Only three PSO licensees contract with Medicare at this time. One of them is Preferred Care Partners, whose PSO Health Plan is the only state-licensed PSO in Florida and serves 10,000 members in Miami-Dade County. Trinka explains that the difference between those plans and the doublesys model is that the latter are "stand-alone-market PSOs" whereas doublesys is a "multiple-market, multiple-license organization." Many PSOs were not successful because they were stand-alone models and didn't have sufficient access to capital, says Trinka. CMS now considers PSOs to be the same as HMOs for all intents and purposes, he adds. And both require state licenses.

Company Would Look Beyond Florida

While the company's primary focus is Florida, doublesys is looking at any market that has a strong group of physicians who are interested in it's model, and a substantial Medicare population and market with enough Medicare Advantage enrollees and physicians who are "experienced at managing that type of risk at some level," says Trinka.
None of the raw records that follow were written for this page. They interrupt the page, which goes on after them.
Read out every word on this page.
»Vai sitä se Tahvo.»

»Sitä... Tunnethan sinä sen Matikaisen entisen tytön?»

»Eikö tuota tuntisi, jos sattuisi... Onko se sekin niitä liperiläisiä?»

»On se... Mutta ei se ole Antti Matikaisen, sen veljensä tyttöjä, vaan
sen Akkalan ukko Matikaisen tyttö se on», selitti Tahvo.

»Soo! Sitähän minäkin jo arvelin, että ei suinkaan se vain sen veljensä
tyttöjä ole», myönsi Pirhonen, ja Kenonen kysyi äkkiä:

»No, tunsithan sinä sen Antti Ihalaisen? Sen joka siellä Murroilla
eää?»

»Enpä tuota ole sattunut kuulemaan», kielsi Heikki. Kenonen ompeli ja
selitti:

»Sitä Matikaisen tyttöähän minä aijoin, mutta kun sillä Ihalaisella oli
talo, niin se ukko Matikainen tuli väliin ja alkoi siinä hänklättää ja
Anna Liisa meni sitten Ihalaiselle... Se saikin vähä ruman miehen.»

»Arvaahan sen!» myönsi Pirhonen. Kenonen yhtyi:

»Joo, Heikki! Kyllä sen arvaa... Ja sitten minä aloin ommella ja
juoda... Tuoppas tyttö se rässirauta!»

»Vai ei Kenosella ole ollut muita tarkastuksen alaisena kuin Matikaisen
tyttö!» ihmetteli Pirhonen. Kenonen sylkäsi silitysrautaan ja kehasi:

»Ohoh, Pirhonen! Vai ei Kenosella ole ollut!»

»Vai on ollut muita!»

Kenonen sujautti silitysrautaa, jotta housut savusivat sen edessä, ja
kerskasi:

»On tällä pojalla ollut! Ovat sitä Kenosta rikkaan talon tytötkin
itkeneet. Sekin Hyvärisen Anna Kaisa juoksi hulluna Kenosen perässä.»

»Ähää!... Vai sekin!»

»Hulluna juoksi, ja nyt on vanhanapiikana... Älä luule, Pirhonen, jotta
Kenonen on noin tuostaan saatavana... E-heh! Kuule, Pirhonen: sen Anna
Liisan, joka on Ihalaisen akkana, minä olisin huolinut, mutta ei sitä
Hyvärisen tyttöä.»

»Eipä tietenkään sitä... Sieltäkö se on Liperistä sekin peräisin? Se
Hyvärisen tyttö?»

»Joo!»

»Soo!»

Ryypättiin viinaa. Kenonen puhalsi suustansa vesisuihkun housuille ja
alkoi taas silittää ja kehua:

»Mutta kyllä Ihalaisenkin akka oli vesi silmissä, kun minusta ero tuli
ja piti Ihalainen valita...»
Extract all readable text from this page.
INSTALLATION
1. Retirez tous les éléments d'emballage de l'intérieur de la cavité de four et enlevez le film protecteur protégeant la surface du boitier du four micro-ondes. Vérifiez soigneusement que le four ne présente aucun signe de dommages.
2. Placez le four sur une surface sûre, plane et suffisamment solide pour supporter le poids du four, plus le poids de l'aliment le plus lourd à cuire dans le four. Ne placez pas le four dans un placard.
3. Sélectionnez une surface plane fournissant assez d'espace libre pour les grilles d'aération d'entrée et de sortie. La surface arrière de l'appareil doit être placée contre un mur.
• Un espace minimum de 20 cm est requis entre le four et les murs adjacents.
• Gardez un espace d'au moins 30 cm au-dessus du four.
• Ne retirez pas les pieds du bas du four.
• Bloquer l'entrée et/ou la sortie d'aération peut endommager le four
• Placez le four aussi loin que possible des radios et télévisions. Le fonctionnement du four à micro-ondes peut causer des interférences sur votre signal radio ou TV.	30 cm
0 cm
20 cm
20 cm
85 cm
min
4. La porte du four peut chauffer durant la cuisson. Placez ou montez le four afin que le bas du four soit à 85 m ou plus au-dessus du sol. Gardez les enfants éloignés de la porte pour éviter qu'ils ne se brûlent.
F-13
Suburban markets, for example, may be good settings for physician-owned models, he suggests. Ideally, a potential market would yield about 5,000 members, Trinka says. Should doublesys acquire existing PSOs, which is not beyond the realm of possibility, its goal would be to "re-engineer them into the doublesys physician-owned model," he adds.

The Medicare law also gives doublesys the opportunity to expand into markets that it may not have previously considered, in terms of geographical area or market type (e.g., rural, suburban, metropolitan), according to Trinka. doublesys was also pleased that the Medicare law gives managed care plans an opportunity to provide a meaningful drug benefit, he adds. He says he cannot disclose what kind of drug benefit the plans will have because doublesys's plans have not yet been approved by CMS, but says there will be some kind of drug component. Trinka says he expects the Medicare law to bring about an increase in the number of PSO applicants, but no more so than in the HMO or PPO applicant pools. "We expect there to be a 'rising tide lifts all boats."